Río 2016: «un mundo nuevo» igual que el viejo

Ayer terminó la XXXI edición de los Juegos Olímpicos modernos. Un evento en el que han participado más de 11.000 atletas que han competido en 28 disciplinas deportivas. Dos nuevos estados se han estrenado en la cita cumbre del deporte: Kosovo y Sudán del Sur. También se ha permitido el concurso bajo la bandera olímpica de un equipo de refugiados, una decisión que refleja los conflictos y desigualdades del mundo actual, donde millones de personas buscan un futuro lejos de sus hogares.

Llegado el momento del balance, además de contabilizar éxitos y fracasos, sorpresas y récords, quizás conviene fijar la atención en los aspectos extradeportivos. En estos juegos las polémicas han sido una constante: la contaminación en la bahía de Guanabara, el virus de Zika, la seguridad o la resolución del caso de dopaje en la federación rusa, que se ha saldado con un castigo colectivo sin precedentes, marcaron los momentos previos del evento. El desarrollo de las actividades deportivas ha constatado el declive de los valores que el olimpismo decía perseguir.
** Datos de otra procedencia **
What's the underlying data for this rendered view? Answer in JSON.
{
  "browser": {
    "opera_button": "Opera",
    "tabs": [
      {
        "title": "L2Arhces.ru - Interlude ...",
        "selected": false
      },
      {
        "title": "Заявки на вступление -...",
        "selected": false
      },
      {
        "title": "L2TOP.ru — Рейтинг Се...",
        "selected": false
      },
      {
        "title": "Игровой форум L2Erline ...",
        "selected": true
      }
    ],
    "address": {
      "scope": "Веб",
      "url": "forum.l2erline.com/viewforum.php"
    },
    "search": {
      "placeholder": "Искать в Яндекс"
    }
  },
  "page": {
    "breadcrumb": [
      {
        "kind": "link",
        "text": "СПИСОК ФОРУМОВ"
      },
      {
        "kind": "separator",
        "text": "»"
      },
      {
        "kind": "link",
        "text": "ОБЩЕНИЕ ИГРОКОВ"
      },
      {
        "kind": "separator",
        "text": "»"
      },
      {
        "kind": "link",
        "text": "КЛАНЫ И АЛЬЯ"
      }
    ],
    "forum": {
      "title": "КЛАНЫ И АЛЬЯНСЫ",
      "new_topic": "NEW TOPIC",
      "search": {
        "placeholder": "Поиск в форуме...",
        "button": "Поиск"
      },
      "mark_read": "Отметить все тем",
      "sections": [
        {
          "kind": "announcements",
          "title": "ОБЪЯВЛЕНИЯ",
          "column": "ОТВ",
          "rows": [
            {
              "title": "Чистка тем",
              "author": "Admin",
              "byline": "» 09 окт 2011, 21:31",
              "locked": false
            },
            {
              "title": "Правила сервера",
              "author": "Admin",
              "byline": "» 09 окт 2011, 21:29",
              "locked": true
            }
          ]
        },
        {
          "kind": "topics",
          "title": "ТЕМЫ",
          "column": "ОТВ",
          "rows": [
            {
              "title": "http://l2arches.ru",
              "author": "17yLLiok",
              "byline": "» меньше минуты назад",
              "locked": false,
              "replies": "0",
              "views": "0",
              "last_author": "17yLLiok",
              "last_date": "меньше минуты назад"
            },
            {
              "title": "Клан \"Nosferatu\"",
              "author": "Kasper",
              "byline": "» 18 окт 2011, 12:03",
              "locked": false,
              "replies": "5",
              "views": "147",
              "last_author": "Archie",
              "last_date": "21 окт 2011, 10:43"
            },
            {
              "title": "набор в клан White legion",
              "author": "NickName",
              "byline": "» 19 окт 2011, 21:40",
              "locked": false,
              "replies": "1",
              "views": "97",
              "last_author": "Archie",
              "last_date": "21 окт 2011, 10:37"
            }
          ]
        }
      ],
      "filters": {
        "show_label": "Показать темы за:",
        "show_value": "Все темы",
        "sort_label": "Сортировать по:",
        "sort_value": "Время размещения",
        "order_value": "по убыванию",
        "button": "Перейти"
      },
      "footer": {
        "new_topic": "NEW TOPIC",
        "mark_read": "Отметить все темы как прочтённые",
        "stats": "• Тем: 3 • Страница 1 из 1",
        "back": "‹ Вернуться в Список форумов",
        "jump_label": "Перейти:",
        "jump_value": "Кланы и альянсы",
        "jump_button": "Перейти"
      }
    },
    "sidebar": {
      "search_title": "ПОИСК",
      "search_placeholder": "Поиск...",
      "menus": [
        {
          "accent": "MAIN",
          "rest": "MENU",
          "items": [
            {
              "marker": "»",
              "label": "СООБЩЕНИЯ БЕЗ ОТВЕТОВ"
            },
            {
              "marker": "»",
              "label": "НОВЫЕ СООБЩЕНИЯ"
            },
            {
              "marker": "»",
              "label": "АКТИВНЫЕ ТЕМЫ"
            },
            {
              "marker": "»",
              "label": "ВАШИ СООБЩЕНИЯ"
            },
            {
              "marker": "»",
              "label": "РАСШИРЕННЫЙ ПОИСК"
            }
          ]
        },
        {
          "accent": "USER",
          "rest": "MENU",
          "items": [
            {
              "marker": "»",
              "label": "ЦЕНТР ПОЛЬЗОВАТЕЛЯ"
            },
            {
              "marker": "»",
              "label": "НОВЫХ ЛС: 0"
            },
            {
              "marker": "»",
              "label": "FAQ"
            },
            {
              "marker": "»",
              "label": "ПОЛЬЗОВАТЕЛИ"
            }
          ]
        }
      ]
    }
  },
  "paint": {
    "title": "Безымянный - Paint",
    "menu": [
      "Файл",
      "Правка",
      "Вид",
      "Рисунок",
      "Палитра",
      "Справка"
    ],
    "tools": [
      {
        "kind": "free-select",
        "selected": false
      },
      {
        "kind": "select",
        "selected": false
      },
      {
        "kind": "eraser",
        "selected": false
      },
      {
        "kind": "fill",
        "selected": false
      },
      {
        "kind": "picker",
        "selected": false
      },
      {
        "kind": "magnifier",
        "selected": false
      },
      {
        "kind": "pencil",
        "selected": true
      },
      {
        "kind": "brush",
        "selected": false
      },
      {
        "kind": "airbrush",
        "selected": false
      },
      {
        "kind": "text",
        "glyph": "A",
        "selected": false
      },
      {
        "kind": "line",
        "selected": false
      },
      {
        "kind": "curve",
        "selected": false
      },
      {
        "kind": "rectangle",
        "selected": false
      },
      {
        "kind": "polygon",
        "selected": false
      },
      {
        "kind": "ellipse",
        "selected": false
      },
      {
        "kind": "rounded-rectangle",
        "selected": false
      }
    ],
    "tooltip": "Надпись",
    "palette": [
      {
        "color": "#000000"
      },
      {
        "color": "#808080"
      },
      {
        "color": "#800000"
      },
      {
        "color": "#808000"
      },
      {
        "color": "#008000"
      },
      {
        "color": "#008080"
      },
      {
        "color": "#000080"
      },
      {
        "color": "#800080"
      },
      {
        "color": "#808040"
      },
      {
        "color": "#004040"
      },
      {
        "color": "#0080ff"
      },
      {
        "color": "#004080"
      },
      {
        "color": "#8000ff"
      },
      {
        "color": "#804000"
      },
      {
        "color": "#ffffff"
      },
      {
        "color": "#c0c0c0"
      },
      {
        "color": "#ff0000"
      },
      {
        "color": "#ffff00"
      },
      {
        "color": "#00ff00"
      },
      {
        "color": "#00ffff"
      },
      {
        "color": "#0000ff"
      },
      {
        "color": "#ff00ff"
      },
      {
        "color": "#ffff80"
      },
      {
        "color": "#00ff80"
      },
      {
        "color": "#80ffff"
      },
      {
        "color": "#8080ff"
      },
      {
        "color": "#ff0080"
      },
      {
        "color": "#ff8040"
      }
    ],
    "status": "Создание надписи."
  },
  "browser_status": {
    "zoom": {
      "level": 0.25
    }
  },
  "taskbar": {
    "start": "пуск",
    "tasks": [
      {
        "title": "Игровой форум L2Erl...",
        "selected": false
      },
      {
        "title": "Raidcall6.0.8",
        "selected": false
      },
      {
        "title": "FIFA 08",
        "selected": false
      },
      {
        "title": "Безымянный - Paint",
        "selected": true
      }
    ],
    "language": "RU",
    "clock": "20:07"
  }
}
La excelencia entendida como dar lo mejor de sí mismo –primando la participación sobre la victoria– hace tiempo que pasó a la historia. Los Juegos se han convertido en gran medida un campo de exaltación patriótica que necesita forzosamente conseguir la victoria para poder afirmarse. Del mismo modo, las críticas a la organización, las mentiras vertidas por algunos deportistas y la cobertura que han recibido, dicen poco de respeto y mucho de una mentalidad colonizadora que desprecia al diferente. Sin olvidar la cruda paradoja que constituye celebrar un evento de esta magnitud a apenas unos metros de donde mora gente que jamás podría pagar una entrada para asistir al mismo.

«Un mundo nuevo» era el lema elegido para las olimpiadas de Rio, sin embargo, el devenir de los juegos más que el futuro ha reflejado las miserias del mundo en el que vivimos, donde lo único importante es ganar.